The big report we are looking at Wednesday morning is the August Producer Price Index (PPI) — the wholesale side of inflation in the U.S. economy. Headline PPI month over month is expected to come way down to +0.3% from +0.9% reported in July. On core (subtracting volatile food and energy prices) we’re also looking for +0.3% month over month, down from +0.6% the previous month.

Year over year PPI was getting heated up in July: +3.3%, +2.8% on core. With these monthly figures likely to cool, perhaps we’ll see some relief on these year-over-year numbers as well. But 3% PPI inflation is as good a reason as any for the Fed not to have begun making interest rate cuts yet this year. These numbers cooling tomorrow would go a long way to assuage the Fed’s fears. 
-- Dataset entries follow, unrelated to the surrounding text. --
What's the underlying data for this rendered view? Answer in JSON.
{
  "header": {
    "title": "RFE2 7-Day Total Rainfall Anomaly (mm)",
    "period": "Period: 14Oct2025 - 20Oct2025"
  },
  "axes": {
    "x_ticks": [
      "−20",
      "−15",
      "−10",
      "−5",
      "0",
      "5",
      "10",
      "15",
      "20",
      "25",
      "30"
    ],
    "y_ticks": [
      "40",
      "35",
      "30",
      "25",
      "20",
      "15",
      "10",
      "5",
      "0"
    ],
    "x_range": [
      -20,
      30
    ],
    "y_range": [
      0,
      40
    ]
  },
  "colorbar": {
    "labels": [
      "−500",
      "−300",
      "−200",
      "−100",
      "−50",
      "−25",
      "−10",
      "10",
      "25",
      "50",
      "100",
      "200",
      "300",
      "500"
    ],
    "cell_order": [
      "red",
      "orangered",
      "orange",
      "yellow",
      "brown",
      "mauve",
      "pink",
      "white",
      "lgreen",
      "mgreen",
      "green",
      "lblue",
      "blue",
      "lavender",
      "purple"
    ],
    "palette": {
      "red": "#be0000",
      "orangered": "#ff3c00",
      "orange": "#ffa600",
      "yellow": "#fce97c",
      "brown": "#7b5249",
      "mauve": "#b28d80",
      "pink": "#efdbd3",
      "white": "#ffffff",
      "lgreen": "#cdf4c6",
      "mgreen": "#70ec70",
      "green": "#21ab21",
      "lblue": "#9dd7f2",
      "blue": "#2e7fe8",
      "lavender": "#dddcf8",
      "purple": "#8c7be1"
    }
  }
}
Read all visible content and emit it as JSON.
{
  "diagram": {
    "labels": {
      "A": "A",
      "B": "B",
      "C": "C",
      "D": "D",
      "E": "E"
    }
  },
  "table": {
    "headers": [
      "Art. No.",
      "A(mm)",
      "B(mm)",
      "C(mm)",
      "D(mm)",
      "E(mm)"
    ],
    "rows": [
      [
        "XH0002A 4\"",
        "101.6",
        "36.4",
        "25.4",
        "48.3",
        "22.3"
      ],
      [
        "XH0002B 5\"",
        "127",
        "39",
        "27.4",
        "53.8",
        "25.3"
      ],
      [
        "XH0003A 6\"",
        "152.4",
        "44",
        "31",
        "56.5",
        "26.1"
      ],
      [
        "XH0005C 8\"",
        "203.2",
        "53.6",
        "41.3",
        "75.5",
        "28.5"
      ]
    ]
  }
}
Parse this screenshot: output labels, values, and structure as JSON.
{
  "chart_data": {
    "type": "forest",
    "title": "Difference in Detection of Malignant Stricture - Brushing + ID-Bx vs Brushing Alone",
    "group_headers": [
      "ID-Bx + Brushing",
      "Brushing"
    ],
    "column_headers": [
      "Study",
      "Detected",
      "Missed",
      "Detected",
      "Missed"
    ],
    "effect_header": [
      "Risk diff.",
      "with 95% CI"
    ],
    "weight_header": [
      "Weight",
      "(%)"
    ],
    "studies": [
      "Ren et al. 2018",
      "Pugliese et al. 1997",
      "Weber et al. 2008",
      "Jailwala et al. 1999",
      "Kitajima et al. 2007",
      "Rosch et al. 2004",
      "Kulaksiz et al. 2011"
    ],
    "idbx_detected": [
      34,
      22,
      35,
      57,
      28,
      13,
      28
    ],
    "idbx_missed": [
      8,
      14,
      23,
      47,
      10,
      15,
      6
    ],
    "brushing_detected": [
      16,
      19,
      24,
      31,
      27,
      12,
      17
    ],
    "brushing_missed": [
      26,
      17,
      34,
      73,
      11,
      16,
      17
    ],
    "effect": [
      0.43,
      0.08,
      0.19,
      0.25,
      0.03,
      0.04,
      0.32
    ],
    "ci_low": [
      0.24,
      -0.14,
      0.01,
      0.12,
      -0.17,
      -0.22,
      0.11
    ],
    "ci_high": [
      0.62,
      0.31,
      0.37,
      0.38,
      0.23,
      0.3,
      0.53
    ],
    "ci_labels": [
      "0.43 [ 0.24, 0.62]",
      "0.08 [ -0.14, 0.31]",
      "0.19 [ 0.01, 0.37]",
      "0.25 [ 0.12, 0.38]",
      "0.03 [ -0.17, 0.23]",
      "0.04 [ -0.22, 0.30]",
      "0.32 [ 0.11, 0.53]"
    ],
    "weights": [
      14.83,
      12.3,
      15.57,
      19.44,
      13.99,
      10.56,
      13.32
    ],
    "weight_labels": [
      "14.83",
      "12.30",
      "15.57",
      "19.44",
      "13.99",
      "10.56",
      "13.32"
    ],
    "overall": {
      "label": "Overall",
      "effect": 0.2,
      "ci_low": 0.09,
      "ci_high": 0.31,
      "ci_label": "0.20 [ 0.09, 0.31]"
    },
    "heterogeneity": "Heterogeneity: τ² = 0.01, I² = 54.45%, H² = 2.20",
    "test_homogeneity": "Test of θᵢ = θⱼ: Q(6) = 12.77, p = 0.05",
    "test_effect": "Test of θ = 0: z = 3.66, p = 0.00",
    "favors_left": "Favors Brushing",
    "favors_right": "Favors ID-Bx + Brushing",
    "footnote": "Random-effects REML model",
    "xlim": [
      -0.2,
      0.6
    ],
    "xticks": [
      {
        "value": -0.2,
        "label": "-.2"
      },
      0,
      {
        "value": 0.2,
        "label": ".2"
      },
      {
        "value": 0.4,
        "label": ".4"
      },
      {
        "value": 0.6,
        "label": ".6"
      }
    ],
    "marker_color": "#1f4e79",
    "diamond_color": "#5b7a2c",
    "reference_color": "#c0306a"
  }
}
We can already see there is good reason to cut rates with jobs production now averaging just +70K per month. (And that doesn’t count August’s +22K and June’s -13K.) These levels do not likely cover the number of retirees among the U.S. labor force per month, to say nothing of the effects that ICE raids are having on domestic employment. The Fed meets on monetary policy a week from today, with a new interest rate level reporting next Wednesday at 2pm ET.